3. Identificar a sua necessidades de proteína

Qual a quantidade de proteína é o suficiente? Choque 50 funciona? Para o cara, para quem a ideia de esforço físico é a mudança de canais por lado, a proteína não é um problema. Mas para alguém que está ativa no esporte e treina regularmente, quantidade adequada de proteínas é essencial para ganhar massa muscular e perder gordura. A sua aposta mais segura é a ingestão de entre 0,8 e 1 grama de proteína por quilo de massa magra.

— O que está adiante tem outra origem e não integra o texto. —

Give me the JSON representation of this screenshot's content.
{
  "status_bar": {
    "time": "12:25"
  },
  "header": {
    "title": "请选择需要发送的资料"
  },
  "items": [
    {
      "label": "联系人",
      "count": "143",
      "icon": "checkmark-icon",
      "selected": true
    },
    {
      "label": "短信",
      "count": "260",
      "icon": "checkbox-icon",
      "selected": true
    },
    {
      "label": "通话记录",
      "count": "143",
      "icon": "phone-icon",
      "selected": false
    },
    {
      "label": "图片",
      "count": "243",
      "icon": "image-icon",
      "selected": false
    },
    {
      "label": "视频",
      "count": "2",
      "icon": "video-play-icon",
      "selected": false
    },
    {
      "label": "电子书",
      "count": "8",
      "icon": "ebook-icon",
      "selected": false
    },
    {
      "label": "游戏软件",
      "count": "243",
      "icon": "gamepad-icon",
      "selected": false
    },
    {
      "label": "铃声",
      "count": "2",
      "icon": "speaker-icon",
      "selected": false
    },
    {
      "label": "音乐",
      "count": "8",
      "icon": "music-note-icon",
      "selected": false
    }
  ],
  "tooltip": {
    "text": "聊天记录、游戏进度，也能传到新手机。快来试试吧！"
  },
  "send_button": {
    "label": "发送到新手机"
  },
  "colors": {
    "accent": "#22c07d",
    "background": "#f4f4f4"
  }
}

4. Energia de cada refeição com proteína

Ao comer qualquer coisa que aumenta a sua taxa metabólica, proteína aumenta mais. Frango, turquia, carne de vaca, clara de ovo e queijo cottage são apenas algumas das opções que você tem para alta rotação alimentos. A proteína é também o bloco de construção do músculo, e o músculo mais você carrega, mais eficiente o seu corpo vai queimar gordura.

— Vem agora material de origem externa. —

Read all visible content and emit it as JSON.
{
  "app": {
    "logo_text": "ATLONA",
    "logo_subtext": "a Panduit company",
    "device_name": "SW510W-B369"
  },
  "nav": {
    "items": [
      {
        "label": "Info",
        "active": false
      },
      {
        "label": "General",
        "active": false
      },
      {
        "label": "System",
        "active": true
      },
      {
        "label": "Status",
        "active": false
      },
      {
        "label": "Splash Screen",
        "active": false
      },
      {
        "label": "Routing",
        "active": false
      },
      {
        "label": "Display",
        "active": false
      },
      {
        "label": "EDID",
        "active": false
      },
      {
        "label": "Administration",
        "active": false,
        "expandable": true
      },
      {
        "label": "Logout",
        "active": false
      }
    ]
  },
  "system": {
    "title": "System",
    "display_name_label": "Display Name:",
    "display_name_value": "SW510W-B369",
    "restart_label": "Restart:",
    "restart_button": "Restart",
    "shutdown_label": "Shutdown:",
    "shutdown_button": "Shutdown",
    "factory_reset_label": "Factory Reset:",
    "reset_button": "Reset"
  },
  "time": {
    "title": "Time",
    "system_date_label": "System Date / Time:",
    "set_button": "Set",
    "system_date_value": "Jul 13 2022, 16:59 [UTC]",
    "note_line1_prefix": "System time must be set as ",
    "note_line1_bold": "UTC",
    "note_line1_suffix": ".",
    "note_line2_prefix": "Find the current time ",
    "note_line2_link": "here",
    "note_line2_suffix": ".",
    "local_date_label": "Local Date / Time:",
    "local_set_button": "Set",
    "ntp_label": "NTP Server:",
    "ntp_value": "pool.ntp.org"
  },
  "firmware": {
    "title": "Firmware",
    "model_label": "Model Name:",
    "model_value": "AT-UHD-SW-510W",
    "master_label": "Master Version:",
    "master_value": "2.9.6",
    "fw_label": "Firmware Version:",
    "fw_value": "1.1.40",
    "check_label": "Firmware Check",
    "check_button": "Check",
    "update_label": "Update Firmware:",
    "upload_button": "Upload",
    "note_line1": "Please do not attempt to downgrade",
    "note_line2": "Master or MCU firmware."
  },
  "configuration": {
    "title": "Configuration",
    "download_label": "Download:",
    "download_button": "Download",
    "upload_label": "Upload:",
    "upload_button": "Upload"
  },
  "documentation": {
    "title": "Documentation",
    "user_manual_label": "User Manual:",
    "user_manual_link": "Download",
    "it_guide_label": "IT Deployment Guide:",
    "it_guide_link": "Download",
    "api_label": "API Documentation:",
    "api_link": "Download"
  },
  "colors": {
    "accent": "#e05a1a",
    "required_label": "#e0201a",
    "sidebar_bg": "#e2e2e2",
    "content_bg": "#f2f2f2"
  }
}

5. Ajustar sua ingestão de proteínas

A proteína cálculos oferecemos aqui são apenas uma orientação, o que significa que você deve manter o controle de sua ingestão por um mês ou assim e, em seguida, fazer os ajustes.

6. Diversificar os carboidratos

Quando do planejamento das refeições, você pode achar que é tentador stick para alguns familiares fontes de carboidratos. Mas o sistema funciona melhor quando você mantê-lo adivinhar um pouco, para não ficar preso em um carb rotina.

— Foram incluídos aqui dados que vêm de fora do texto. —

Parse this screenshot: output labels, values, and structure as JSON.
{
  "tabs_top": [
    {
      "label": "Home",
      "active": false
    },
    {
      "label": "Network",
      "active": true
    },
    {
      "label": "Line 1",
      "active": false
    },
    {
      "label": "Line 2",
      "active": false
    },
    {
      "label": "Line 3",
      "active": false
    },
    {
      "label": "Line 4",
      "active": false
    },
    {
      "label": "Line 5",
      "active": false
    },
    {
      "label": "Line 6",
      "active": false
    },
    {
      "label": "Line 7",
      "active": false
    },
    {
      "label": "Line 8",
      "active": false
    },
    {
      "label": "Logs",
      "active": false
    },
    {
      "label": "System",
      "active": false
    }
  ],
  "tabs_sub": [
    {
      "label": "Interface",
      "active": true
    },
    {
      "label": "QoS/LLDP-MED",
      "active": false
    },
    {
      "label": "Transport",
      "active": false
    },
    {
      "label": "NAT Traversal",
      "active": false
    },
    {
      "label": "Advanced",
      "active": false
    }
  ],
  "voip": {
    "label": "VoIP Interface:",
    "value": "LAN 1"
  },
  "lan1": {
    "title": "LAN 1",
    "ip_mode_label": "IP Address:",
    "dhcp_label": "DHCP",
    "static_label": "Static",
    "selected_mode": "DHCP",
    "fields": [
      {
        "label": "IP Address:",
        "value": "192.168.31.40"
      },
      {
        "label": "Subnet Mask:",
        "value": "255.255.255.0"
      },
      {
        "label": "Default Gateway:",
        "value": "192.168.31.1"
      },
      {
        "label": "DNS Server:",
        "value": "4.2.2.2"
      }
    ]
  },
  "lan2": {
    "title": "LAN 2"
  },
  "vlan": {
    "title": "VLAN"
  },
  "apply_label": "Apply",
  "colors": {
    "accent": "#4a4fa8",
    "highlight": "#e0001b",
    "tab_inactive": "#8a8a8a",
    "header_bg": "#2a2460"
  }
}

7. Alternativo hidratos de carbono, o volume

Uma vez que você estabeleceu a sua diária de hidratos de carbono requisito, a tendência é comer exatamente a mesma quantidade de carboidratos em cada refeição. Na fase inicial de um plano de perda de peso, essa abordagem funciona muito bem, como ele treina o corpo para esperar uma certa quantidade de nutrientes essenciais em uma programação regular para o máximo benefício.

8. Dê a si mesmo um carb de choque

Supondo que você não é diabético ou propensos a episódios de hipoglicemia, outra maneira de manter seu corpo fora de equilíbrio é o de diminuir a sua ingestão de hidratos de carbono de cerca de 125 gramas por dia por 48 horas a cada duas ou três semanas. O seu corpo irá procurar por fontes de energias alternativas, quebrando seu homeostático ritmo e acelerando o processo metabólico. Porque foi glicogênio-de acabar, seu corpo irá rapidamente se utilizar o açúcar carboidratos para energia quando você voltar ao normal dos níveis de ingestão de hidratos de carbono.

9. Beba água

H2O é essencial para a de conversão de proteína e de hidratos de carbono de absorção; a química de conversão de carboidratos em energia não acontecem de forma eficiente, sem bastante água. E, de acordo com o Jornal Fisiologia do Esporte e do Exercício, você não pode carregar as células musculares com glicogênio ou de fornecer aminoácidos para o tecido muscular sem uma adequada de água.

10. Comece

A sua primeira refeição do dia e a primeira pós-treino, a refeição deve conter o maior ingestão de hidratos de carbono do dia. Seu corpo estoques de glicogênio estão esgotados quando você despertar; prontamente reabastecimento, é fundamental para a física e do funcionamento mental.

11. Acabamento de luz

A sua última refeição (ou duas) do dia deve enfatizar a proteína, em vez de diminuir-a queima de carboidratos, como batatas e massas. Os carboidratos que você ingere deve ser “molhado” tipo contidos na água-alta, média-alimentos ricos em fibras, tais como pepinos, saladas de folhas verdes, tomates e aspargos cozidos no vapor.